The realization that she, too, would make mistakes and hurt people 'annihilated' her, she says. It's this crisis in her understanding that helped impel her to make the emotional teachers in her play—the beacons of moral honor—people who are themselves failing in full-fledged adulthood. 'The story of their lives might not immediately appear exemplary or what the younger character would want,' she explains. 'But there's a kind of transcendence and nobility they embody through having not lived the lives they wanted to.'
Playwright Annie Baker, quoted by Nathan Heller in 'Just Saying: The Anti-Theatrical Theatre of Annie Baker,' The New Yorker, Feb. 25, 2013.
Our unlived lives—the lives we live in fantasy, the wished-for lives—are often more important to us than our so-called lived lives. We can’t (in both senses) imagine ourselves without them.
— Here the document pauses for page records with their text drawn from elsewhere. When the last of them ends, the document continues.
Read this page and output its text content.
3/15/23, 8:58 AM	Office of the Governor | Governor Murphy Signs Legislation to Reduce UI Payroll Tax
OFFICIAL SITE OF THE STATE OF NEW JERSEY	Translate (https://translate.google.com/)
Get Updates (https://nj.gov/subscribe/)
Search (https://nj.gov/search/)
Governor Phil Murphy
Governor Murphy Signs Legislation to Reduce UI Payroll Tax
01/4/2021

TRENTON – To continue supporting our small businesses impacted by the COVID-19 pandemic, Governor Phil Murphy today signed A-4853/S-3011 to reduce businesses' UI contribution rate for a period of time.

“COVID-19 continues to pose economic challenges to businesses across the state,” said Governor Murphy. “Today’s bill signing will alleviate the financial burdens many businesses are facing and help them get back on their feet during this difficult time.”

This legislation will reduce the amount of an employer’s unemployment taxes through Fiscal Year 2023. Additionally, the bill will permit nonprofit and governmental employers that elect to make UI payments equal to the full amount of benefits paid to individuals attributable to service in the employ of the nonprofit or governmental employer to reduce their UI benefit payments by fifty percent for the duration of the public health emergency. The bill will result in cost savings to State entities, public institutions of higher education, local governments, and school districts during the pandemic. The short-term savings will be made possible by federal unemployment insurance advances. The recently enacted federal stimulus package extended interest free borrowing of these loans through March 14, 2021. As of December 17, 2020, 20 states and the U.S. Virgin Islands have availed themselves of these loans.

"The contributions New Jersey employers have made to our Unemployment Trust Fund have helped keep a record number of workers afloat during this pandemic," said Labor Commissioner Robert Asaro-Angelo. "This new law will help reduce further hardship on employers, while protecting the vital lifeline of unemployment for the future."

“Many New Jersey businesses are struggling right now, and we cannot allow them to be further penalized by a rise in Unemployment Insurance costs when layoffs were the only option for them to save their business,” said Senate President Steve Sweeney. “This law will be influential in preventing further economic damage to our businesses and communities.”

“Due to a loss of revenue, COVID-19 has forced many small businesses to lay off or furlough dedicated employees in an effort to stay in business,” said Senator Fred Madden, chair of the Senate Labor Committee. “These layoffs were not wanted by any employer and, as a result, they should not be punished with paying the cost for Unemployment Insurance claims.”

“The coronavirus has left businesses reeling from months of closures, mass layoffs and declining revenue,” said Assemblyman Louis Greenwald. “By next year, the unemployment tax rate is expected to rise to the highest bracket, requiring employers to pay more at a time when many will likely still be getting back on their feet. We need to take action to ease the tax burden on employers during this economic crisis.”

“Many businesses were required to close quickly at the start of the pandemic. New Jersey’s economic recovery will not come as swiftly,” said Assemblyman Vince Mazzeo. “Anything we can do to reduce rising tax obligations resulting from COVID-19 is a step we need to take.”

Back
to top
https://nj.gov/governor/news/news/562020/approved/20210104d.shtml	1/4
Every modern person has their own repertoire of elsewheres, of alternatives—the places they go to in their minds, and the ambitions they attempt to realize—to make their actual, lived lives more than bearable. Indeed the whole notion of escape—that it is possible and desirable—is like a prosthetic device of the imagination. How could we live without it?
Adam Philips, from Missing Out: In Praise of the Unlived Life and Houdini's Box, respectively. Quoted here.